Avremmo tutti bisogno di rallentare. Di spendere un poco del nostro tempo per guardarci attorno e vedere il "resto" del mondo. Ed è anche questo – anzi, proprio questo – che papa Francesco ci dice con le sue periodiche visite ai "piccoli", quasi sempre a sorpresa, non annunciate. Come quella che qualche giorno fa l'ha portato a «CasAmica onlus» di Trigoria, che assiste malati indigenti, e alla comunità «Il Ponte e l'Albero» al Laurentino 38, che accoglie giovani con disagi mentali. Perché, al di là dell'esercizio di un'opera di misericordia – un esempio che vale soprattutto per i credenti –, quel che tali gesti insegnano è il valore assoluto del dedicare un tempo privilegiato a chi invece di solito è ignorato o posto in secondo piano. Ed è un esempio che vale per tutti, credenti e non.

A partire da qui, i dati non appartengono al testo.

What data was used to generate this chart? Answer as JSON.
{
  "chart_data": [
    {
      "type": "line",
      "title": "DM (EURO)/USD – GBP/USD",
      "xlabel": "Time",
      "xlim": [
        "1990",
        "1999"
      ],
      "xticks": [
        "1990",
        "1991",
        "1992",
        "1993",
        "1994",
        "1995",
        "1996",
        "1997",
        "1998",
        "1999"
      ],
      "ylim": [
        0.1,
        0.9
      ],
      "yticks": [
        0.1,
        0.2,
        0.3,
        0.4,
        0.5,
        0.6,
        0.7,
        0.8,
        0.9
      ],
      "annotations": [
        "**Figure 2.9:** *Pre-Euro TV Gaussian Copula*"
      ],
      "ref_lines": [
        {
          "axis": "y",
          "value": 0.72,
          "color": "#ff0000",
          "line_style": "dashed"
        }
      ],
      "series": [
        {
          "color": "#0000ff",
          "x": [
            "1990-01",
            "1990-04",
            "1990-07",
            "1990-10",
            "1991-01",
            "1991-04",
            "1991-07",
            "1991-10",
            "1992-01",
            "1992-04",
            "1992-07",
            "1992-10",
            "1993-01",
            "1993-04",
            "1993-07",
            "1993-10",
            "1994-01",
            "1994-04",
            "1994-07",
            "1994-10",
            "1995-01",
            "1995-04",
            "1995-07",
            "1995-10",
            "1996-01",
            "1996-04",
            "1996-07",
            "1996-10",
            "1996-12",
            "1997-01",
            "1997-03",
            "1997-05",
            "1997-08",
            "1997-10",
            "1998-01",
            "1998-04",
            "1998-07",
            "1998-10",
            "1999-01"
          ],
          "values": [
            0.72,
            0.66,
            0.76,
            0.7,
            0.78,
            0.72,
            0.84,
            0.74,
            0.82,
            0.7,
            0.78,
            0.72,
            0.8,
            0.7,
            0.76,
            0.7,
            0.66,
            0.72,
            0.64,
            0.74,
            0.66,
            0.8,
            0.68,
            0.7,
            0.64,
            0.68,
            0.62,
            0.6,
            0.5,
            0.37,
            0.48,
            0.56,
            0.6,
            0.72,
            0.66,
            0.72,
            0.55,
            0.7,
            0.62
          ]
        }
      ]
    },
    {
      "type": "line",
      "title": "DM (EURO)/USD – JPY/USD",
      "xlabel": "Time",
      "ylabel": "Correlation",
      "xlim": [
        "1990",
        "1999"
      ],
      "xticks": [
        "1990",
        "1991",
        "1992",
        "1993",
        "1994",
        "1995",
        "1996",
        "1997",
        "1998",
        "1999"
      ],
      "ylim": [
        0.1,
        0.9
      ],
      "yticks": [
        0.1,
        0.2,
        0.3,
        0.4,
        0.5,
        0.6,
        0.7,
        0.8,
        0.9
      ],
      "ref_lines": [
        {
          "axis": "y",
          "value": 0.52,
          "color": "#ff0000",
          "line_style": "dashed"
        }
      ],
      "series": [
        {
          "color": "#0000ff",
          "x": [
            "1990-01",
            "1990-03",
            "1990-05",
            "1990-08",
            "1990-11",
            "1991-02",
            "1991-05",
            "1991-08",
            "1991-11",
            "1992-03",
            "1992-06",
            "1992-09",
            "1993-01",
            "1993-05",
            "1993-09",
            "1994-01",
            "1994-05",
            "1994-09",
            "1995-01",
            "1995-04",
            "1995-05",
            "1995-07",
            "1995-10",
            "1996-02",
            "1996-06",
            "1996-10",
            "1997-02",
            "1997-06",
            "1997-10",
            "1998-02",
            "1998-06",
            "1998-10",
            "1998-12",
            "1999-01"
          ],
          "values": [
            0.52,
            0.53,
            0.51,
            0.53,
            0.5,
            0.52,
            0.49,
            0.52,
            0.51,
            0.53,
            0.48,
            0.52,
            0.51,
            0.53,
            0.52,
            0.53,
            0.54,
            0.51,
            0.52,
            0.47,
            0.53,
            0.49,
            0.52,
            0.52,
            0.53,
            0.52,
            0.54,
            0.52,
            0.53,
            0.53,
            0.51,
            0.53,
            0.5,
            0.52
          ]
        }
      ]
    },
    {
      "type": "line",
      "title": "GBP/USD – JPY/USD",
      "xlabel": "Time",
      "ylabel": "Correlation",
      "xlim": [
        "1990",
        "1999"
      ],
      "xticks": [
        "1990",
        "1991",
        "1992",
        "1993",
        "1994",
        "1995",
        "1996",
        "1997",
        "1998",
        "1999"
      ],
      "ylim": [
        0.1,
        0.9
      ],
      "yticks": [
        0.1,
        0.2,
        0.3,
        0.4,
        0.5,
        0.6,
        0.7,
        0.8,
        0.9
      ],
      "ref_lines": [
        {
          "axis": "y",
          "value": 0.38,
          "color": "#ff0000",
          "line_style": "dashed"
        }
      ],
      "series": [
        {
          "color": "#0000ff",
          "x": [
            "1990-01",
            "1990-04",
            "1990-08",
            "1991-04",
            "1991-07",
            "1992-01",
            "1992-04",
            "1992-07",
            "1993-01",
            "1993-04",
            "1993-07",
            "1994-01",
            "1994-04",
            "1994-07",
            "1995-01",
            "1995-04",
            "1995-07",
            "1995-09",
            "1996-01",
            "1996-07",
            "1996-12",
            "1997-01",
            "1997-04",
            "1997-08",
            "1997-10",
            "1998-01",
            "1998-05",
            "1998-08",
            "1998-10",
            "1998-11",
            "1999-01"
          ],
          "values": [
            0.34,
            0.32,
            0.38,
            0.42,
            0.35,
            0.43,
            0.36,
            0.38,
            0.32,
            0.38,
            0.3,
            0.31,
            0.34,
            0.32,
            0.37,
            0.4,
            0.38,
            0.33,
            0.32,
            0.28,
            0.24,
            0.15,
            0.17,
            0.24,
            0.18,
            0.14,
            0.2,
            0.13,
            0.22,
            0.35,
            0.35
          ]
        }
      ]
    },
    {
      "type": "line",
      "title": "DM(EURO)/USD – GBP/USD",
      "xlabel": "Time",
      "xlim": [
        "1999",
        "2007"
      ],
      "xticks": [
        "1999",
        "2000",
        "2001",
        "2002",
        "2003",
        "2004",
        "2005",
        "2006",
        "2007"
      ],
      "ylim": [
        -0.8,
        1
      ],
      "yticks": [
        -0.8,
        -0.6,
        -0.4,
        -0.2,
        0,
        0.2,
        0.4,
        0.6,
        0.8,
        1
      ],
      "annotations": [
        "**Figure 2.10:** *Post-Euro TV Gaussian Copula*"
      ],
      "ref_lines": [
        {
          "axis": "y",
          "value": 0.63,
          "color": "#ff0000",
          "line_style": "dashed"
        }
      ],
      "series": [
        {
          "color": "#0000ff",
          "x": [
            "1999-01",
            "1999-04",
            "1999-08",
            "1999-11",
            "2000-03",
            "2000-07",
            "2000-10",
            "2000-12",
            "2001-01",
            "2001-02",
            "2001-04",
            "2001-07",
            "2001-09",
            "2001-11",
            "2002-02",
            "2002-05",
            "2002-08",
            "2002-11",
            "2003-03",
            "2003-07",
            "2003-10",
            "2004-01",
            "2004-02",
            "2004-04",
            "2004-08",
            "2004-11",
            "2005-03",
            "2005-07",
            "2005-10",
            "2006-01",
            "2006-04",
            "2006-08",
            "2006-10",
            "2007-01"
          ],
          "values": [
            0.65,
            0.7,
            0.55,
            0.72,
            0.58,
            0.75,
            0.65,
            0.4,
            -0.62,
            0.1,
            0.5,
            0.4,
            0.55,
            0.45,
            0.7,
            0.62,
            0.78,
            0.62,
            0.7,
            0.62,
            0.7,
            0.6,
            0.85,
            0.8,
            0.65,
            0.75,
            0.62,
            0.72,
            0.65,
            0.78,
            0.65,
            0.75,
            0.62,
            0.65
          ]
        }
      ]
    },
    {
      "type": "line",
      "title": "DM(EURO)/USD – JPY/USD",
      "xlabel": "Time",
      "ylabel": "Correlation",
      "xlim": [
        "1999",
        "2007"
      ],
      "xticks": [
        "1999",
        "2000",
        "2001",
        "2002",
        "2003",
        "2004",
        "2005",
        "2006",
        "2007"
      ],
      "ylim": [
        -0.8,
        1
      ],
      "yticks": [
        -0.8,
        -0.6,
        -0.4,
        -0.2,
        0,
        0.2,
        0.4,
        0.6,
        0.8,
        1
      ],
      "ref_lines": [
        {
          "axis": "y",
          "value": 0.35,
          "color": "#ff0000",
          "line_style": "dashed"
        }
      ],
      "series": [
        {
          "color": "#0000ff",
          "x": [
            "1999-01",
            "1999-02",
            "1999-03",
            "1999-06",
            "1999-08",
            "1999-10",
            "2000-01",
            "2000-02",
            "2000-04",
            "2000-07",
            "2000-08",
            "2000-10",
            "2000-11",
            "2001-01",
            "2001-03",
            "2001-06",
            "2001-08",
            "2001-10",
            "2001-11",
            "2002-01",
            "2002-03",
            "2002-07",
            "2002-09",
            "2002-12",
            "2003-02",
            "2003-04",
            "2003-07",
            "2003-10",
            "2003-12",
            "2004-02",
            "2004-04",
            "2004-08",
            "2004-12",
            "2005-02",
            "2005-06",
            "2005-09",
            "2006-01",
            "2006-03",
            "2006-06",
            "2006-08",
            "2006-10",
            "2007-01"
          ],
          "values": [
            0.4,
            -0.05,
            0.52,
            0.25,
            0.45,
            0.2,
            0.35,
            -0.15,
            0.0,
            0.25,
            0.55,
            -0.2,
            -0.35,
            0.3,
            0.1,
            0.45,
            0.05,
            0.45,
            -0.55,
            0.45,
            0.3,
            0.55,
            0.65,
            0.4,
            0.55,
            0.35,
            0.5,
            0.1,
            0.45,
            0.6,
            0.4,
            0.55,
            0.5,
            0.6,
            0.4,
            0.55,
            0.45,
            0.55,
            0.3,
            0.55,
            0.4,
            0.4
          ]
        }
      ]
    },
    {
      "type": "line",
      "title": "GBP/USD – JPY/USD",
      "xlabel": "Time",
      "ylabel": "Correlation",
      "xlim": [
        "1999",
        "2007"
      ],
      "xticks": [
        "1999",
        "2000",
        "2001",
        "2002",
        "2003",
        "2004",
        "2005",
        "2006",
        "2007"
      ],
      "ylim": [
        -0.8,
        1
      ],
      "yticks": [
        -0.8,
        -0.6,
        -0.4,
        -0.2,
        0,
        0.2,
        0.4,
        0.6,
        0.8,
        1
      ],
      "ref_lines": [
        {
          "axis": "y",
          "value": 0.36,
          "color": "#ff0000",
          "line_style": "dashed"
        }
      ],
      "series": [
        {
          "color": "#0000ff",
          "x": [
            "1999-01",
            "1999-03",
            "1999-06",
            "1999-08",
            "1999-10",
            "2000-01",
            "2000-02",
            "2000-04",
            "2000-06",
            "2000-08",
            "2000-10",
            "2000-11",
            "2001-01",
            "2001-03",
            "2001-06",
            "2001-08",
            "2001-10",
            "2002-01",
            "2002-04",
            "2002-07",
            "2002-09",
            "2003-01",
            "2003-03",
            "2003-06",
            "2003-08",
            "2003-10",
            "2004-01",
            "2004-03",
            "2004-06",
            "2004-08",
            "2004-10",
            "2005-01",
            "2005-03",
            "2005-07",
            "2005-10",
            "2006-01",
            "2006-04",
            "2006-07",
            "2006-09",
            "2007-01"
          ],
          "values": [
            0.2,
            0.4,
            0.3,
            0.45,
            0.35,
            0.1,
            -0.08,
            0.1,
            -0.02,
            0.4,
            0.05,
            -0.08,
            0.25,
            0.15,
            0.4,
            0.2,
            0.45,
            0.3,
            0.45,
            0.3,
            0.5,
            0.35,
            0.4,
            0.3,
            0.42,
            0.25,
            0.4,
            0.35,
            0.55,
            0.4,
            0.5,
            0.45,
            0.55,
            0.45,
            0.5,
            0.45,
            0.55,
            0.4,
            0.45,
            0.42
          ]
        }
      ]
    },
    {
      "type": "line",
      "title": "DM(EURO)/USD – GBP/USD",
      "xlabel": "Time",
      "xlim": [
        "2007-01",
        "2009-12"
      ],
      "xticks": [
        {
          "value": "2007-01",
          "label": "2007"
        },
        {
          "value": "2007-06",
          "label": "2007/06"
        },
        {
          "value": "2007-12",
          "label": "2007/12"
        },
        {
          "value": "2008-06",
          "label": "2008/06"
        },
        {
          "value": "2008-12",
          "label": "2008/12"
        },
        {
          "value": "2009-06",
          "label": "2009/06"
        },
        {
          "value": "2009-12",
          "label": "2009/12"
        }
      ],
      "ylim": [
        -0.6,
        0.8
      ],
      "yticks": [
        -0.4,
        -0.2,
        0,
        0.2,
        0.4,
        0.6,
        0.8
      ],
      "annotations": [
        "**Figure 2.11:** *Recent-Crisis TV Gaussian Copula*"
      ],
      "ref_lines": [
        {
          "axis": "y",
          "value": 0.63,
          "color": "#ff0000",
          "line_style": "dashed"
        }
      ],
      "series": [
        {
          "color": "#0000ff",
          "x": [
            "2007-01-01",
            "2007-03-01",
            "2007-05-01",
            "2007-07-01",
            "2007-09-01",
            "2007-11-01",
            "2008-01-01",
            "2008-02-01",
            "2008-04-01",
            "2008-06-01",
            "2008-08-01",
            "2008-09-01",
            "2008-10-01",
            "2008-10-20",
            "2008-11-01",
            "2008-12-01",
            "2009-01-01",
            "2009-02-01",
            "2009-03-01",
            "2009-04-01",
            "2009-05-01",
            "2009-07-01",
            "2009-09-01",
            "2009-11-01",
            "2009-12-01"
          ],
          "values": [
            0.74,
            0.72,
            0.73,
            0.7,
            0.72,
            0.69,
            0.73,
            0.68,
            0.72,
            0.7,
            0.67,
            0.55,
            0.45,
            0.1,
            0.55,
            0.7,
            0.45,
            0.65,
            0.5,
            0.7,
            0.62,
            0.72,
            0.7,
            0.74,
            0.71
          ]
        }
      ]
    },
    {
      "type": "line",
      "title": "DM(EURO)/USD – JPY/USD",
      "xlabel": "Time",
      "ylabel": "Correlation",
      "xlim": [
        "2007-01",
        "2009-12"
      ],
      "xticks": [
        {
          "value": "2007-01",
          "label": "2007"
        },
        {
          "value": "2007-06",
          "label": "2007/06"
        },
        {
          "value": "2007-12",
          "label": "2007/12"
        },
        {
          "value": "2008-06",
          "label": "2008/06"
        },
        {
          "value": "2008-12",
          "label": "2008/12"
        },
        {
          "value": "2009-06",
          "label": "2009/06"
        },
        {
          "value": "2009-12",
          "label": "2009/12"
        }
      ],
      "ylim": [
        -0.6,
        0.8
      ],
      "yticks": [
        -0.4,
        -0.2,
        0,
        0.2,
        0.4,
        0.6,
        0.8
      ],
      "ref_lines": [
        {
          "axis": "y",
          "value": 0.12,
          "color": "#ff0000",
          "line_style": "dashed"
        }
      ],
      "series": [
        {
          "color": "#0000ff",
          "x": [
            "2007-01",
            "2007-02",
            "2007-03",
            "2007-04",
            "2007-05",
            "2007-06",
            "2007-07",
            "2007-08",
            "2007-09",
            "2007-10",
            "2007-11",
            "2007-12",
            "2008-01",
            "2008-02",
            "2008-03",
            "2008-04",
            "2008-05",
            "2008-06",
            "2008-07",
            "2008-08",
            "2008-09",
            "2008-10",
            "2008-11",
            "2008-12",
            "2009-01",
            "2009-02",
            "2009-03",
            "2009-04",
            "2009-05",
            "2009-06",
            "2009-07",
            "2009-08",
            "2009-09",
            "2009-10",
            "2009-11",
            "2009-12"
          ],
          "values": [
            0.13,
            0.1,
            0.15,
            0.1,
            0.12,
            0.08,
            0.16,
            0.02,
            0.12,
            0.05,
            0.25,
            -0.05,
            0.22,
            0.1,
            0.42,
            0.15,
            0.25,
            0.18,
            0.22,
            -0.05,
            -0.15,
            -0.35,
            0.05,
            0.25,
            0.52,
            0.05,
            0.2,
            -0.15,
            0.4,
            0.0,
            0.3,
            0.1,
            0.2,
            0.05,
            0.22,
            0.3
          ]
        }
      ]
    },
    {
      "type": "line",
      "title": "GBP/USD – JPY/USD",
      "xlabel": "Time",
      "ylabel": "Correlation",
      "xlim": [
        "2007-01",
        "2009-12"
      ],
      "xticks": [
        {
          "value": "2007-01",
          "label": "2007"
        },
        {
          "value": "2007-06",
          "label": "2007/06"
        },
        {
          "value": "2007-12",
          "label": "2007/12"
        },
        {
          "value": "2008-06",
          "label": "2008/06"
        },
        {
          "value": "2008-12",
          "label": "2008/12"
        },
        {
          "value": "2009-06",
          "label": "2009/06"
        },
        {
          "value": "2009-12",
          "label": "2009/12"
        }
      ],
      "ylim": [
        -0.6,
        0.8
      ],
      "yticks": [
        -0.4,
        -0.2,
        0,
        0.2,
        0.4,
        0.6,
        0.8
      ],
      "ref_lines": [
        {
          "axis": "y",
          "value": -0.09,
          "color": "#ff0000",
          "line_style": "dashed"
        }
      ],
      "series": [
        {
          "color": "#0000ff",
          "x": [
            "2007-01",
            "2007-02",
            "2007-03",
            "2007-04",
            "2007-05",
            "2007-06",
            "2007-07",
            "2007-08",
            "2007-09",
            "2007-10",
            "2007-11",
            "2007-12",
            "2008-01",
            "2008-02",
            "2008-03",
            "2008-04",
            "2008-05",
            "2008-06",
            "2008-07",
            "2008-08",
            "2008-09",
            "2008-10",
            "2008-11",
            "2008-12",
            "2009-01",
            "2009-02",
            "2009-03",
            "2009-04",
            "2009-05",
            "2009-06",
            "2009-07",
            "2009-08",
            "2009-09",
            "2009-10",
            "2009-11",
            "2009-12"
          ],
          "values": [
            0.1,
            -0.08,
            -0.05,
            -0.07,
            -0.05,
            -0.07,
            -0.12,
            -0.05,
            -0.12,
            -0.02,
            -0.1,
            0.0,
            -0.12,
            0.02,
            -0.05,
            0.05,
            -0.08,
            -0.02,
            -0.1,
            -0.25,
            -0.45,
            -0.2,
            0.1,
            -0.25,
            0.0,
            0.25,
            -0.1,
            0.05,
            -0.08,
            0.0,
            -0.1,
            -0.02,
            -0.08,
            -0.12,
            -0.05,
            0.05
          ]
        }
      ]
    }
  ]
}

È questo che Francesco ci ricorda, così come allo stesso modo hanno fatto i suoi predecessori. Il prefetto Enrico Marinelli – fino alla fine degli anni Novanta per un ventennio alla guida dell'Ispettorato di Pubblica Sicurezza presso la Santa Sede, seguendo passo per passo Giovanni Paolo II a Roma e in tutta Italia – raccontava come ogni volta che c'era in programma un incontro con i malati o gli anziani, i carcerati o i poveri, le previsioni sugli orari saltassero regolarmente, perché sembrava che «il Papa perdesse la nozione del tempo». E se qualcuno provava a far notare il ritardo, molto semplicemente lo ignorava. Lo stesso faceva papa Benedetto, che in particolare quando incontrava le persone anziane dimostrava – parlando alla prima persona plurale – come sentisse su se stesso il peso di un'emarginazione dettata da una società «dominata dalla logica dell'efficienza e del profitto... con la tendenza preoccupante a considerare gli anziani come non produttivi» e quindi inutili. «Tante volte si sente la sofferenza di chi è emarginato, vive lontano dalla propria casa o è nella solitudine», disse nel 2012 visitando una casa per anziani, ma «la sapienza di vita di cui siamo portatori è una grande ricchezza. La qualità di una società, vorrei dire di una civiltà, si giudica anche da come gli anziani sono trattati e dal posto loro riservato nel vivere comune». E papa Francesco, che mille volte nelle più diverse circostanze si è fatto incontro, dovunque si trovasse, a un malato, a un povero, a un immigrato, si può dire che quasi ogni giorno trovi il modo per ribadire l'indispensabile urgenza di questa attenzione. Pensiamolo quando, la sera della vigilia di Natale, metteremo nel presepio il Bambinello, e capiremo perché il figlio di Dio è nato in una stalla nudo, povero e in fuga. Buon Natale!